The consequences of relative morality have also snowballed or converged within the postmodern movement’s advocacy of creating one’s own relative reality. Their reasoning is that a universal reality doesn’t exist or that it cannot be known other than from an individual’s perception. This is also the postmodern’s take on morality. This is, however, a failed proposition since it requires the individual who is imperfect by nature to objectively “step outside of themselves”, transcend their own human limitations and establish arbitrary views on what is right vs wrong. This is analogous to a failed mathematical solution where a variable cannot yield its own solution without some other variable present.
Without getting too mathematical here, if we were to attempt to write a simple algebraic formula for the secularist view of relative morality, we might setup the following equation:
Let X = right
Let Y = wrong
Let z = x – y
Solve for z
This equation is obviously unsolvable since “right” and “wrong” are not established values but that is exactly the position that moral relativist advocates want to promote.

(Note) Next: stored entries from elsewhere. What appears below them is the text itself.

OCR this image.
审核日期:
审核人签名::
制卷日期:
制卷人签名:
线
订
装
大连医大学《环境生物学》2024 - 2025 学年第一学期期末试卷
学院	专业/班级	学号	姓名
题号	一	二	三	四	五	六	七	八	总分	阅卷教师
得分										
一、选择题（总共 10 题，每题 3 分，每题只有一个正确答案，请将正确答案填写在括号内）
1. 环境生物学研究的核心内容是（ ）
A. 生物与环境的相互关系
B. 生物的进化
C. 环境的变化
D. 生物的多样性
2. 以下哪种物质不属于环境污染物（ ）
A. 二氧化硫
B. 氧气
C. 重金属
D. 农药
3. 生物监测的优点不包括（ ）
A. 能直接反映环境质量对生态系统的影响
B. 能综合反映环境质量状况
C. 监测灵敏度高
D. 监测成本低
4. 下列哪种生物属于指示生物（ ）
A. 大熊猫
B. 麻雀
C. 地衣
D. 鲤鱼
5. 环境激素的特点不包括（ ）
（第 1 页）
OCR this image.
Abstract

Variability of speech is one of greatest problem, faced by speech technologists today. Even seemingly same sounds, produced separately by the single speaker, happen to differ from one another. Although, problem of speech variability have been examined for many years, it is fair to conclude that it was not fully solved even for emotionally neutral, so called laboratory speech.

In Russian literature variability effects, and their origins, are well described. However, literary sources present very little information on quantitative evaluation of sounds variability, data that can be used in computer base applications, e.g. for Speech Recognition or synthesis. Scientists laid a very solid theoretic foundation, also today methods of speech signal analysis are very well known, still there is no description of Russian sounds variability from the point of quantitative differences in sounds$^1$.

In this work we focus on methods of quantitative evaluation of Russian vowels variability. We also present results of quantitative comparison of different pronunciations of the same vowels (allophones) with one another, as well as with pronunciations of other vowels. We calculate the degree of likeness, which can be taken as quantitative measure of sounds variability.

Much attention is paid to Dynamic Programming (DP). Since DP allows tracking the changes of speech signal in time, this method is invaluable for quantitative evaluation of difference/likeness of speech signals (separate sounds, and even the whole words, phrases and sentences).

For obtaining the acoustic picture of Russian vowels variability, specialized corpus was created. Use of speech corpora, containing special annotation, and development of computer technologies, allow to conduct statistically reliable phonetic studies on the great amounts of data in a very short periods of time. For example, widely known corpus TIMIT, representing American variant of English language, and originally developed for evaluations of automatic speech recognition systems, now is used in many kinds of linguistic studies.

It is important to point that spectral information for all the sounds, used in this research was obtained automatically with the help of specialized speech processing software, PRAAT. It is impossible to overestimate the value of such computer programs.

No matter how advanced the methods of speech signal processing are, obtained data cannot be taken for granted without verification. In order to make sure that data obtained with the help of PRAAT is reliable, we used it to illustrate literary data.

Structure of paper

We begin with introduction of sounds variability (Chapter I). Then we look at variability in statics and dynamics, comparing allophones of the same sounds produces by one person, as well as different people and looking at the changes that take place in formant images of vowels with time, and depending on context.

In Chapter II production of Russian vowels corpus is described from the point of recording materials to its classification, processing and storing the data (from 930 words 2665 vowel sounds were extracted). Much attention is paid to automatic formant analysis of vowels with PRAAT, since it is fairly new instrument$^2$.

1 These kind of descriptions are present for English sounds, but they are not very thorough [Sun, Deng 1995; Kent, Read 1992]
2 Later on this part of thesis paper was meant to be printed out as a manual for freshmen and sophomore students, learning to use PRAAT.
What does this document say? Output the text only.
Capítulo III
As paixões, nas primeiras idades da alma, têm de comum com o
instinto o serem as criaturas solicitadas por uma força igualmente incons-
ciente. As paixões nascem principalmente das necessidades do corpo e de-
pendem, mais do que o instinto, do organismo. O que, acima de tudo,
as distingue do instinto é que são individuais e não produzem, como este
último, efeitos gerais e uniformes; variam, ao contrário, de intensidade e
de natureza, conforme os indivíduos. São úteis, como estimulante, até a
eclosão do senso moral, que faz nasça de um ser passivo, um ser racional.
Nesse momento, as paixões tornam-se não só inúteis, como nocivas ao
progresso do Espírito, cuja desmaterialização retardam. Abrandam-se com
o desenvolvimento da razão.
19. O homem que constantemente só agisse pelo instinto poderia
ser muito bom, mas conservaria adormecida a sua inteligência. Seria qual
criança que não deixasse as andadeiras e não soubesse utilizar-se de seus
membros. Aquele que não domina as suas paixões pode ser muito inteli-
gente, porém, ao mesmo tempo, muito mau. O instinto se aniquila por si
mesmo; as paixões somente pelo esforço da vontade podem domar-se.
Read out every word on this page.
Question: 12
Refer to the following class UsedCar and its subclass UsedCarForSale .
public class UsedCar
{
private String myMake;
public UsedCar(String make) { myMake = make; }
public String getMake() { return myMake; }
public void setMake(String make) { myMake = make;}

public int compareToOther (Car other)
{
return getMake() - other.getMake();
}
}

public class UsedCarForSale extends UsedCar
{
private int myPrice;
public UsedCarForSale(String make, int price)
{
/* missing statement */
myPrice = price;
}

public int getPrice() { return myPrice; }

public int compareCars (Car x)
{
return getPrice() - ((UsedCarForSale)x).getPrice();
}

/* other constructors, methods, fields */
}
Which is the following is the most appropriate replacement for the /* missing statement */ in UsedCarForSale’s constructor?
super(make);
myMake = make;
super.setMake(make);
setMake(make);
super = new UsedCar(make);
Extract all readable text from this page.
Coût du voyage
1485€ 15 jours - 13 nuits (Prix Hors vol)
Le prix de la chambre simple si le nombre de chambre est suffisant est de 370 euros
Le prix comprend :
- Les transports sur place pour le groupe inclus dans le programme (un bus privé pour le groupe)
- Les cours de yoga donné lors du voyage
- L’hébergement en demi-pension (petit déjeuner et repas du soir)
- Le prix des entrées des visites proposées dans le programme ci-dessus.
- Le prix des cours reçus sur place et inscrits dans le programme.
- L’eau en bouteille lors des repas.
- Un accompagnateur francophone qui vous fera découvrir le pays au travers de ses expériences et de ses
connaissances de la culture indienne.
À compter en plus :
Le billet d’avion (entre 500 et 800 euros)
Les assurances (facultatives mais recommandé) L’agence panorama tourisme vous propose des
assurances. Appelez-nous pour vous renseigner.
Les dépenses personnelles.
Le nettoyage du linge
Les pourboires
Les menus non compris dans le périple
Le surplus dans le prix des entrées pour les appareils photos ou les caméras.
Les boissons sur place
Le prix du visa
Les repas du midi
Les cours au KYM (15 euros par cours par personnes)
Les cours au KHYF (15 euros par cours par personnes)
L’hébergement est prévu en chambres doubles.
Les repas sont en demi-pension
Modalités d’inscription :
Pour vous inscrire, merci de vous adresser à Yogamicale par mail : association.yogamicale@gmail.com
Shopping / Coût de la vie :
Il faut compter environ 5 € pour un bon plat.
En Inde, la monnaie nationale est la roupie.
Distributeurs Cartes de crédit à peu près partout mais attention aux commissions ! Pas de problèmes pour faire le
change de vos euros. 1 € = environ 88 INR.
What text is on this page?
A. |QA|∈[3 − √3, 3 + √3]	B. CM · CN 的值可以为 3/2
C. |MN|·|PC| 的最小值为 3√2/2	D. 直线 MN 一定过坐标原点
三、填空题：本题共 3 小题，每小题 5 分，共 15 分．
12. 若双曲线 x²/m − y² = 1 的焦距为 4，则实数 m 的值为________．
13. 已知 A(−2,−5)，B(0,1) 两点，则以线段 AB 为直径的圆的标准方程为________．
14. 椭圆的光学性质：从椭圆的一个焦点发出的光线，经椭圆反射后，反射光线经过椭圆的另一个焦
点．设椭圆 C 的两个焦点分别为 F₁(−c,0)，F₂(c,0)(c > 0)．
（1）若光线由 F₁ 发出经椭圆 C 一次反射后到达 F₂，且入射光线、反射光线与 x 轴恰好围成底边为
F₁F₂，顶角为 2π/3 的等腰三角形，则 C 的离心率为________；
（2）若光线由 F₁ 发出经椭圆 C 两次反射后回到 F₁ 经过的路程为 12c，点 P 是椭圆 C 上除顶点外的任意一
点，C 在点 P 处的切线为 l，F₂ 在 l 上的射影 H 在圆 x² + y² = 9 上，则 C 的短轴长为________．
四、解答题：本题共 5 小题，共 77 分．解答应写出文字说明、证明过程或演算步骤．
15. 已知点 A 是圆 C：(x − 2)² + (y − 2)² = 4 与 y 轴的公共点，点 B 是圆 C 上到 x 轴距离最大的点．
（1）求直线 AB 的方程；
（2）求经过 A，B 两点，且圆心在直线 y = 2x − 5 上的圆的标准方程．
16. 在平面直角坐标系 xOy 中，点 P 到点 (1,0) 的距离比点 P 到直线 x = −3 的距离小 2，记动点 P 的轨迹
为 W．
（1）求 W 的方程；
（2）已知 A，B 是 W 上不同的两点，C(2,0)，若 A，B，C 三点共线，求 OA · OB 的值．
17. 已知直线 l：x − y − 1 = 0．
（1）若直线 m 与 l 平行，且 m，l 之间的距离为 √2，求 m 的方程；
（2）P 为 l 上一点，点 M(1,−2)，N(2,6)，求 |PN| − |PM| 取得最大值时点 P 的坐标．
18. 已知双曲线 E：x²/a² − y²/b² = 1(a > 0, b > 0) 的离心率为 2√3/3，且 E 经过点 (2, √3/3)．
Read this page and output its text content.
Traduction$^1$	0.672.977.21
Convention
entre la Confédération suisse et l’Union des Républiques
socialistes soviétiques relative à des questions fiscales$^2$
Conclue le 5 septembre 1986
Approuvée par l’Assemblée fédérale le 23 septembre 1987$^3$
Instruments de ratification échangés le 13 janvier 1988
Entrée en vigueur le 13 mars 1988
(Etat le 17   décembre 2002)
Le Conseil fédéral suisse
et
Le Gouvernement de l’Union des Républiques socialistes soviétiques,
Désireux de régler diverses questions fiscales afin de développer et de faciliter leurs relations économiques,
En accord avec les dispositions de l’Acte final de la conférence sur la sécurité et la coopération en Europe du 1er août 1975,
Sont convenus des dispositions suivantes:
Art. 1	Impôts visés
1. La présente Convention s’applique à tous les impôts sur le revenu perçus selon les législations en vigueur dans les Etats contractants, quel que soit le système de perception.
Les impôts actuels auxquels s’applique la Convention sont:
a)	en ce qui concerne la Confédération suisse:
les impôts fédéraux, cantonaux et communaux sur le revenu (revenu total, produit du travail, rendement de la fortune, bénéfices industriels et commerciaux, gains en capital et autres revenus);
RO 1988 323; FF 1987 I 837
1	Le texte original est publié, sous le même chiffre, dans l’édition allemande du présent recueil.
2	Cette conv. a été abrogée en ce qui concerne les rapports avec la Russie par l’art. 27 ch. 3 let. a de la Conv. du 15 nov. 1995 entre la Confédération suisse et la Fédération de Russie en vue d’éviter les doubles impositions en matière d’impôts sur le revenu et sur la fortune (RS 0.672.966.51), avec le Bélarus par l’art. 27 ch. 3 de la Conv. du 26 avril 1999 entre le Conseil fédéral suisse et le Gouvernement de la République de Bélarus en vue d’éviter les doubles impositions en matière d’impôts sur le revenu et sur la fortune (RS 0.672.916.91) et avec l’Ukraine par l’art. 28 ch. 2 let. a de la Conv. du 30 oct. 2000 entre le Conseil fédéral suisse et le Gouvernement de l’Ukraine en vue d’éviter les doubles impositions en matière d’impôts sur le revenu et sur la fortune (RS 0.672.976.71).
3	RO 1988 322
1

Their view is that morality is not objective but what they fail to consider is that their “flavor” or morality is also not egalitarian.
To further illustrate the effects of advocating secular moral relativism, we can consider the following questions.
- What does it mean to do the right thing when the “right thing” has not been defined?
- What is greater or less when no compass or means of measurement has been established?
The answers to such questions have only arbitrary solutions and are thus useless for determining truly egalitarian moral codes.
What Happens to Man In The Absence of Morality?
Despite all the centuries of debates on virtue and morality, the typical digressive or secular “fall” of man ends up going into one or all of these routes.
Worship of “Self”
- Egocentrism – Man becomes self-centered and looks inward towards himself as the sole arbitrator or right vs wrong
- Selfishness – Man begins to value his own arbitrary worth above those of others.
- Secular Worship of Alternatives – Man ascribes value to objects and man-made constructs such as corporations and eventually descends into the aforementioned principles of postmodernism.
- Materialism – Man begins to covet things of greater monetary value in a failed attempt to increase his own secular worth.
- Business Mechanisms and Corporate “Church” – Although this is not typically discussed, for-profit corporations have developed mission statements and hierarchies that can rival monarchies and their failings in many ways.
- Descent into Postmodernism – Where there is no objective reality, there can be no universal truth and thus no universal view of morality.
Morality’s “End Game”
Realistically, it’s unlikely that secular law will ever align with any absolute or universal morality as is present with the Bible or other sacred texts; however, as described above, the embedded assumption of ethics within modern secular law nevertheless assumes that man is endowed with inherent values and thus man operates with moral agency. As such, religious ethical principles cannot really be removed from modern secular law in the U.S. as we know it.
Postscript: The Atheist Ethical Paradox
There is a paradox here that proponents of atheism really don’t understand with regards to legal ethics. Their advocacy for the expulsion of religion completely from secular law would not yield their desired “morally” founded, egalitarian world. The atheist’s “truth” would mean a world where despots could reign and set the moral standards to zero. Their world would assign man an opening standard of immorality or that of amorality. The atheist’s world would not be assured of freedom or that of equality. In their world, man would be treated not with inherent rights but only with those rights that exist and appease the ruler and epoch of day.